Oldwiki.scinet.utoronto.ca:System Alerts

From oldwiki.scinet.utoronto.ca
Jump to navigation Jump to search

System Status

upGPC upTCS upSandy upFile System
upGravity upP7 upViz upBGQ upHPSS


NOTE: BGQ cannot currently be accessed directly from the outside. Please ssh to the login nodes (login.scinet.utoronto.ca), and once there do "ssh bgqdev".

Sat May 21 18:09:06 EDT 2016: BGQ was overheating due to stuck valve, and some jobs were killed. We have reset the valve and it's working apparently. TCS is up.

Sat May 21 16:08:57 EDT 2016: P7 and BGQ are up. TCS still has some issues.

Sat 21 May 2016 13:12:14 EDT: GPC and viz nodes available. Some issues delaying other systems

Sat 21 May 2016 10:07:14 EDT: Starting to bring up storage and other eqpt slowly to be sure there are no outstanding issues. Will be at least noon before any systems are available. Will update timeline as we progress.
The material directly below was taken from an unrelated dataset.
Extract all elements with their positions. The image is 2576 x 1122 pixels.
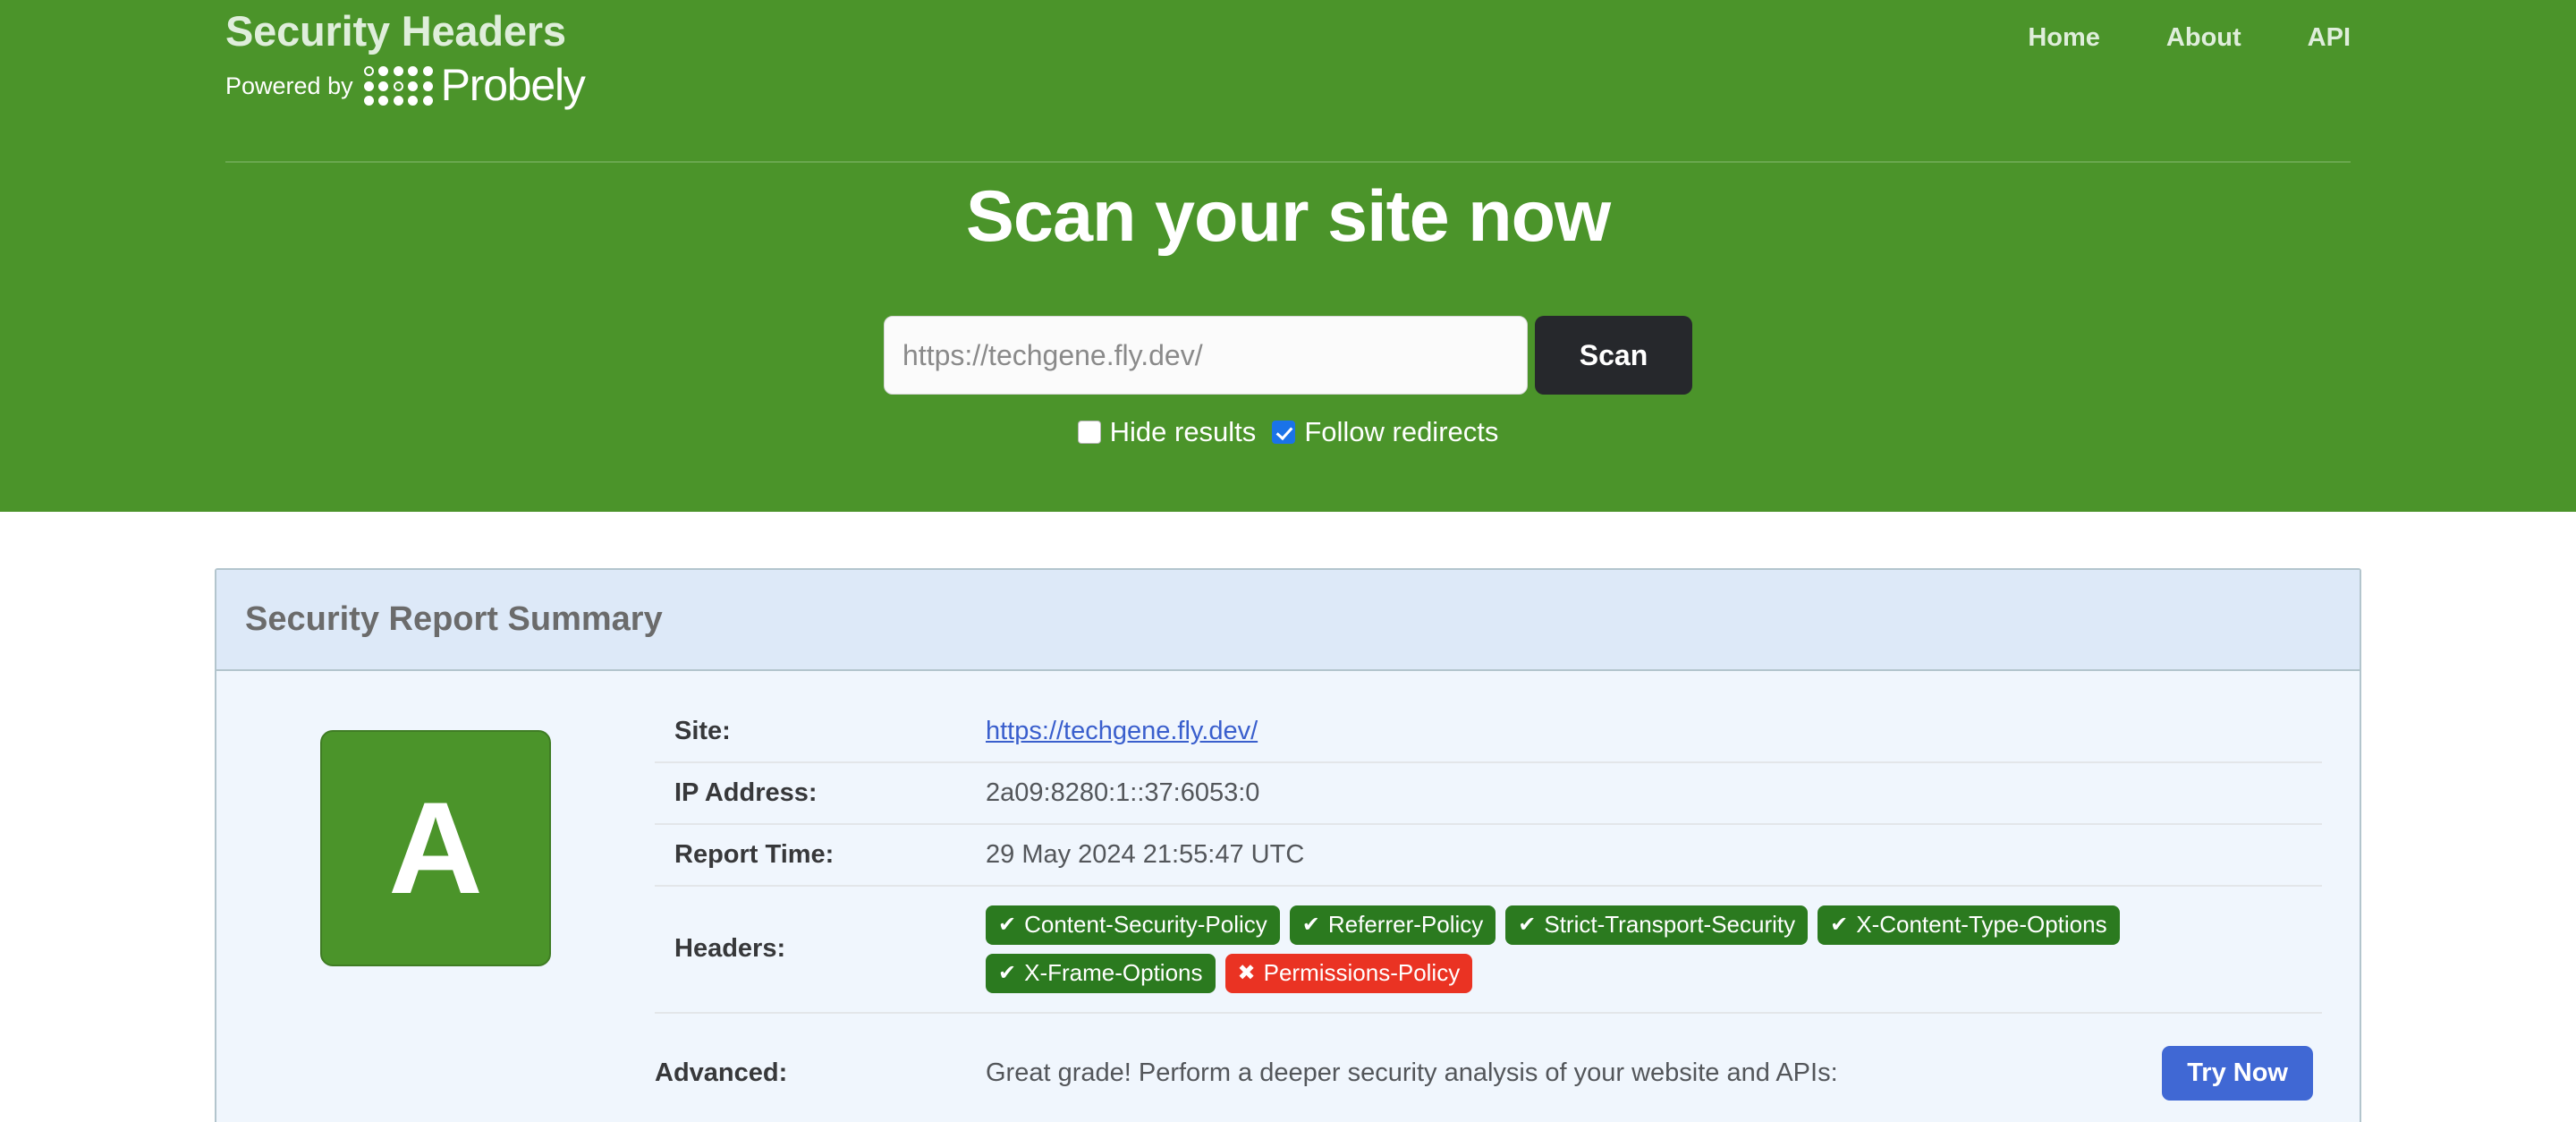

Fri 20 May 2016 19:04:36 EDT: Problem was traced to a faulty valve controlling makeup water to the cooling-tower. Valve has been fixed and water removed but systems will remain down overnight in order to make sure the machine room sub-floor has dried properly. Next update will be about 10AM tomorrow (Saturday) morning. We hope to start bringing systems up at that time.

May 20, 9:50 AM: All systems are being brought down to investigate a water leak in the data centre. Keep checking here for updates. As investigation is ungoing, it is not yet possible to give an estimate when systems may be up again.